Keep an eye Greenland next summer. Glacial earthquakes have been dramatically on the rise for the last four years, each year with more quakes than the previous year. July and August are the months to tune in - the months with highest number of quakes. Fortunately the whole of Greenland has a population of about 56,000, minimizing the risk to human life.
Posted by: Jeff at September 29, 2006 09:52 PM
I am reading about global warming with my mind. I am responding to global warming with my heart.
My mind and heart are connected, are crying out for some kind of coordination to function together, to do something that nourishes me.
All I can do is continue to work to organize to reduce my community's contribution to global warming. At the same time I continue to want to move my heart away from this work - I want to withdraw inside and nurse myself and visit myself as an animal, and follow Mary Oliver's dictum: "You only have to let the soft animal of your body love what it loves".
You do not have to be good.
You do not have to walk on your knees
for a hundred miles through the desert, repenting.
You only have to let the soft animal of your body
love what it loves.
Tell me about despair, yours, and I will tell you mine.
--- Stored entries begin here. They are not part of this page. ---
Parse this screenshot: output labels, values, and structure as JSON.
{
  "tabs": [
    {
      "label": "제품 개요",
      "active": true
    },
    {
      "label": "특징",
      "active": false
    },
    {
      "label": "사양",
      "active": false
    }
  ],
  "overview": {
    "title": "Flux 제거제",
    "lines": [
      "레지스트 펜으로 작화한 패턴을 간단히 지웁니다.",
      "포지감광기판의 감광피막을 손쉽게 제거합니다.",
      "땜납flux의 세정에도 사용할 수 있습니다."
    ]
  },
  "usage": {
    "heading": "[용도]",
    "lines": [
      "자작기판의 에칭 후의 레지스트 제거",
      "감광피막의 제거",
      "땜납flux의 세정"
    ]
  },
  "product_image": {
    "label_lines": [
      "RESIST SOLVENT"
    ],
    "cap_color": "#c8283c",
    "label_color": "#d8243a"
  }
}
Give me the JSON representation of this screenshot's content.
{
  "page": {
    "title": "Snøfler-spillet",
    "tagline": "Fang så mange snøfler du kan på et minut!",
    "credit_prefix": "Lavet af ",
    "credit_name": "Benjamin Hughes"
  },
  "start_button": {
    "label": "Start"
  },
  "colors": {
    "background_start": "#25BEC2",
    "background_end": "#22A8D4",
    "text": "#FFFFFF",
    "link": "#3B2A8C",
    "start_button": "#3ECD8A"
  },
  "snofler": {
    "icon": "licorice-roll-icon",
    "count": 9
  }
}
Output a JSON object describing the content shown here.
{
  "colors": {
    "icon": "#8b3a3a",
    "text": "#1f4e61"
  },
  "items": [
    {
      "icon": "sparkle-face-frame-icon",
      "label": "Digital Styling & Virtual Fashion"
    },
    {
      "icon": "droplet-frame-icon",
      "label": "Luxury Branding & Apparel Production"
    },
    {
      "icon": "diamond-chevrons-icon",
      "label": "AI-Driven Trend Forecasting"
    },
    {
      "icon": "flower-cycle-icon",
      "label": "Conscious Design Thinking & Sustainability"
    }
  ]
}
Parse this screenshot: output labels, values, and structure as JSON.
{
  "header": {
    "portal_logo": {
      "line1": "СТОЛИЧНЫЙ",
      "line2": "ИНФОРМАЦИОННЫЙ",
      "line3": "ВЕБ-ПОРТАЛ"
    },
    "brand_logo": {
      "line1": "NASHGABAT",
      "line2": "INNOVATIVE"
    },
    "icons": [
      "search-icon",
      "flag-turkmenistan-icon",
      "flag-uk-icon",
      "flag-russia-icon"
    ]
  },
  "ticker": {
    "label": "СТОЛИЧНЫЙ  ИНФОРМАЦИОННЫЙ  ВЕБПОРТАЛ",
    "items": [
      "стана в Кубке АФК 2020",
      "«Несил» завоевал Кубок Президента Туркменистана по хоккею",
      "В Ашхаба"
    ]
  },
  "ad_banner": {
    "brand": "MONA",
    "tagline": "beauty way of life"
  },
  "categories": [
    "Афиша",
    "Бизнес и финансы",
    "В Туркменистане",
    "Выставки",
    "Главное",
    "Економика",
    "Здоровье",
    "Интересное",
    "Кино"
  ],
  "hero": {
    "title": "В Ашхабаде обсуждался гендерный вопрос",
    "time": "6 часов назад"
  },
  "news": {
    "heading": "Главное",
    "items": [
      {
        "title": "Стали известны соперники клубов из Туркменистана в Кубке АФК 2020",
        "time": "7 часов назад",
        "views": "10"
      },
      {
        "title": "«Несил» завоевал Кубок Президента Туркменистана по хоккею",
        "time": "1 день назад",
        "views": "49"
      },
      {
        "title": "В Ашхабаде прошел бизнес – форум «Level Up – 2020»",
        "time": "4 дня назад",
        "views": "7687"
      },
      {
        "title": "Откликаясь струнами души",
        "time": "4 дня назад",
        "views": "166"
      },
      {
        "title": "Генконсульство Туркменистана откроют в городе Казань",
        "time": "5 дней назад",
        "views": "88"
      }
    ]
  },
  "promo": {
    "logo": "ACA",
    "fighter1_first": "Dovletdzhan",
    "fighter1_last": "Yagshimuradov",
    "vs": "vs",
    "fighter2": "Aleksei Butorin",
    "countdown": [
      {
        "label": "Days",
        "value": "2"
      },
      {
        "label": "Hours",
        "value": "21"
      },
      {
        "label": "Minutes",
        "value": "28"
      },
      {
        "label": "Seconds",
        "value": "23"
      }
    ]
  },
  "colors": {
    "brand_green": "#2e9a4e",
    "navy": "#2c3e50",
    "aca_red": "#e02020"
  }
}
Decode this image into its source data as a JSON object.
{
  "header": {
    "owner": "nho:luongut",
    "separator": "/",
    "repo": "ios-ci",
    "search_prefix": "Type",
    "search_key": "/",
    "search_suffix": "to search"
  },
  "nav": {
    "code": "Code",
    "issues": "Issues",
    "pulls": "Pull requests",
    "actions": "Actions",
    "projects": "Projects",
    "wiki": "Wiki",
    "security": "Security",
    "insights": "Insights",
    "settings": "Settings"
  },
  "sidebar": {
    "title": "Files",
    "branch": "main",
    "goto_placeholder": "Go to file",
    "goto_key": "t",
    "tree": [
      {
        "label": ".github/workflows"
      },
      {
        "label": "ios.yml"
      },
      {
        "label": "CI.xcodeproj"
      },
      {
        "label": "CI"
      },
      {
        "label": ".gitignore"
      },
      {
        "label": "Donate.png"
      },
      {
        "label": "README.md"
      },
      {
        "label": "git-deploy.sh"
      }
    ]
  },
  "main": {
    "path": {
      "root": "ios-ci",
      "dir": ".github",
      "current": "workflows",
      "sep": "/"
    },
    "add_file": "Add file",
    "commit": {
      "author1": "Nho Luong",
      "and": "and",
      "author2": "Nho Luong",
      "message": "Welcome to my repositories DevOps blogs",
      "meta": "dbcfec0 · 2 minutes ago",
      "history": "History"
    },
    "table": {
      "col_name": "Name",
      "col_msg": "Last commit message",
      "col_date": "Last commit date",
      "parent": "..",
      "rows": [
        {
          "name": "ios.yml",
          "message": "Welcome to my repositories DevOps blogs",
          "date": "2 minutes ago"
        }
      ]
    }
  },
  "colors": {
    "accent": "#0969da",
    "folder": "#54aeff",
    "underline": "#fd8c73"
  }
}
Meanwhile the world goes on.
Meanwhile the sun and the clear pebbles of the rain
are moving across the landscapes,
over the prairies and the deep trees,
the mountains and the rivers.
Meanwhile the wild geese, high in the clean blue are,
are heading home again.
Whoever you are, no matter how lonely,
the world offers itself to your imagination,
calls to you like the wild geese, harsh and exciting -
over and over announcing your place
in the family of things.
"Meanwhile the world goes on...." (?!)
"announcing your place in the family of things." (!)
Posted by: Mary at September 29, 2006 10:30 PM
What a beautiful poem of hope and encouragement Mary. The world will go on, but it appears likely that humankinds place in the family of things will be new and unfamiliar (possibly harsh and exciting). I especially like the line "the world offers itself to your imagination" because, although out of context, it applies to both the static climate of our past and the dynamic climate that our future holds.
Posted by: Jeff at September 30, 2006 12:34 PM
and also that the creative class will imagine and lead the way to live.
Posted by: at September 30, 2006 01:50 PM
or already have begun to done so.
Posted by: Jeff at September 30, 2006 07:18 PM
This is interesting, the first full-length anthropological documentary. It's about the life of an Inuit in 1920 and shows, among many other things, Nanook, an Eskimo, making his way across floating ice as he heads out to hunt. Included is the making of an igloo, complete with an 'ice' window.
For the weak at heart, there are numerous hunting scenes, the killing of fish with Nanook's teeth, and the capture of a white fox from its snow den. I was only able to watch the first half so I don’t know how it ends.
It's a shame to see this way of life fall victim to global warming. Be sure to notice (and remember) all the snow.